Uma das exceções para a penhora de bem de família sempre foi a fiança locatícia. O artigo 1° da Lei n° 8.009/91 estabelece que o imóvel residencial próprio do casal, ou da entidade familiar, é impenhorável e não responderá por qualquer tipo de dívida civil, comercial, fiscal, previdenciária ou de outra natureza, contraída pelos cônjuges ou pelos pais ou filhos que sejam seus proprietários e nele residam, salvo nas hipóteses previstas nesta lei.
E a mesma lei, em seu artigo 3°, elenca as exceções para a impenhorabilidade, dentre elas, por obrigação decorrente de fiança concedida em contrato de locação.
E assim tem sido desde então, com os locadores aceitando fiadores que apresentem, como garantia, imóveis residenciais, dada a exceção da lei. E o STF, em precedentes anteriores, votou pela constitucionalidade dos dispositivos da Lei n° 8.009/91.
Contudo, em recente decisão (RE 605.709-SP), o STF admitiu o Recurso Extraordinário, sob o argumento de que os precedentes tratavam-se de fiança em locação residencial, e o caso em exame era de locação comercial. E no julgamento, por maioria, firmou-se o entendimento de que o direito de moradia, expresso no artigo 6° da Constituição Federal, se sobrepunha à impenhorabilidade. Assim, ao menos na locação comercial, há um precedente quanto à impenhorabilidade do imóvel residencial do fiador.
Considerando que o direito de moradia é o mesmo, independentemente do tipo de locação em que o imóvel tenha sido dado em garantia, é possível que tal entendimento seja estendido também às locações residenciais.
O fato é que os locadores, a partir de agora, ficam inseguros quanto à aceitação de garantias, e passarão a exigir – pelo menos, é o que se recomenda após tal decisão – como garantia de fiança apenas imóveis comerciais, ou um fiador que possua no mínimo dois imóveis.

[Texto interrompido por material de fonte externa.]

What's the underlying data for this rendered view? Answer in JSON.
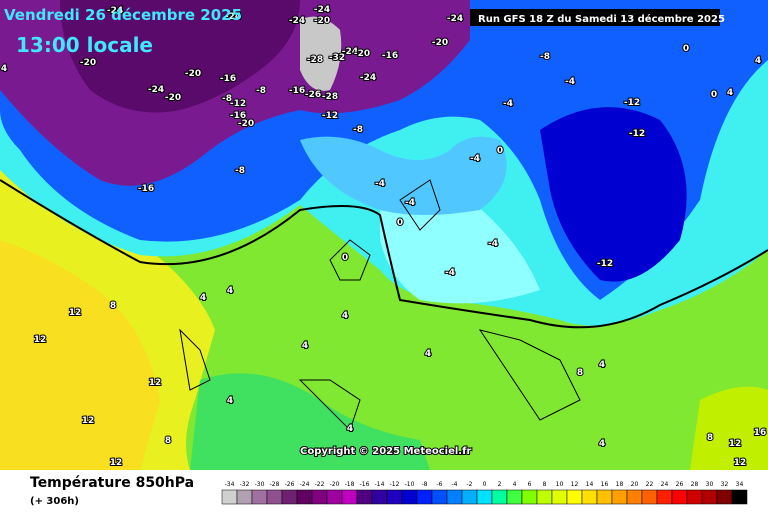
{
  "header": {
    "date": "Vendredi 26 décembre 2025",
    "time": "13:00 locale",
    "run": "Run GFS 18 Z du Samedi 13 décembre 2025"
  },
  "map": {
    "copyright": "Copyright © 2025 Meteociel.fr",
    "contour_labels": [
      -24,
      -24,
      -24,
      -24,
      -20,
      -24,
      -20,
      -20,
      -20,
      -16,
      -24,
      -20,
      -8,
      -12,
      -16,
      -20,
      -8,
      -16,
      -28,
      -32,
      -24,
      -20,
      -16,
      -24,
      -26,
      -28,
      -12,
      -8,
      -8,
      -16,
      -4,
      -8,
      -4,
      -4,
      -12,
      -12,
      -12,
      -4,
      -4,
      0,
      4,
      0,
      4,
      4,
      4,
      8,
      12,
      12,
      4,
      4,
      4,
      8,
      4,
      4,
      8,
      12,
      12,
      12,
      4,
      4,
      8,
      12,
      12,
      16,
      4,
      0,
      0,
      0,
      -4,
      -4
    ]
  },
  "footer": {
    "title": "Température 850hPa",
    "lead": "(+ 306h)",
    "scale": {
      "values": [
        -34,
        -32,
        -30,
        -28,
        -26,
        -24,
        -22,
        -20,
        -18,
        -16,
        -14,
        -12,
        -10,
        -8,
        -6,
        -4,
        -2,
        0,
        2,
        4,
        6,
        8,
        10,
        12,
        14,
        16,
        18,
        20,
        22,
        24,
        26,
        28,
        30,
        32,
        34
      ],
      "colors": [
        "#d0d0d0",
        "#b0a0b0",
        "#a070a0",
        "#905090",
        "#702070",
        "#600060",
        "#800080",
        "#a000a0",
        "#c000c0",
        "#500080",
        "#3000a0",
        "#2000c0",
        "#0000d0",
        "#0020ff",
        "#0050ff",
        "#0080ff",
        "#00b0ff",
        "#00e0ff",
        "#00ffa0",
        "#40ff40",
        "#80ff00",
        "#c0ff00",
        "#e0ff00",
        "#ffff00",
        "#ffe000",
        "#ffc000",
        "#ffa000",
        "#ff8000",
        "#ff6000",
        "#ff2000",
        "#ff0000",
        "#d00000",
        "#b00000",
        "#800000",
        "#000000"
      ]
    }
  }
}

Claro que a vida dos locatários fica ainda mais complicada: se já não era fácil encontrar um fiador, agora a dificuldade aumenta.
O excesso de garantias, que a princípio parece benéfico para a sociedade, não raro atenta contra o próprio beneficiário. A dificuldade de se cobrar uma dívida acarreta, naturalmente, o aumento do preço da dívida (juros), a redução da oferta de crédito, e o que é mais comum, a conjugação das duas alternativas anteriores.
A própria impenhorabilidade do imóvel não tem qualquer sentido prático ou econômico: qual a diferença entre o cidadão A, que mora em seu imóvel próprio, e o cidadão B, que possui o valor do imóvel depositado no Banco, e utiliza o rendimento da aplicação financeira para pagar o seu aluguel? Por que o cidadão A, mesmo devedor, não pode ter o seu imóvel penhorado, e o cidadão B, por outro lado, pode perder todo o dinheiro depositado em uma penhora on line? Em qual mundo um imóvel vale mais, perante a justiça, do que dinheiro?
Ou outra: por que o imóvel do devedor vale mais do que o imóvel do credor? Sim, porque se a dívida é locatícia, tem origem na utilização de um imóvel: enquanto o locatário pode usar o imóvel do locador sem pagar, este não pode usar o imóvel do fiador para satisfazer o seu crédito. E se o locador usa tal rendimento para pagar, também ele, o aluguel do imóvel aonde mora? Com o calote do locatário e do fiador, não estaria ele prejudicado em seu direito de moradia?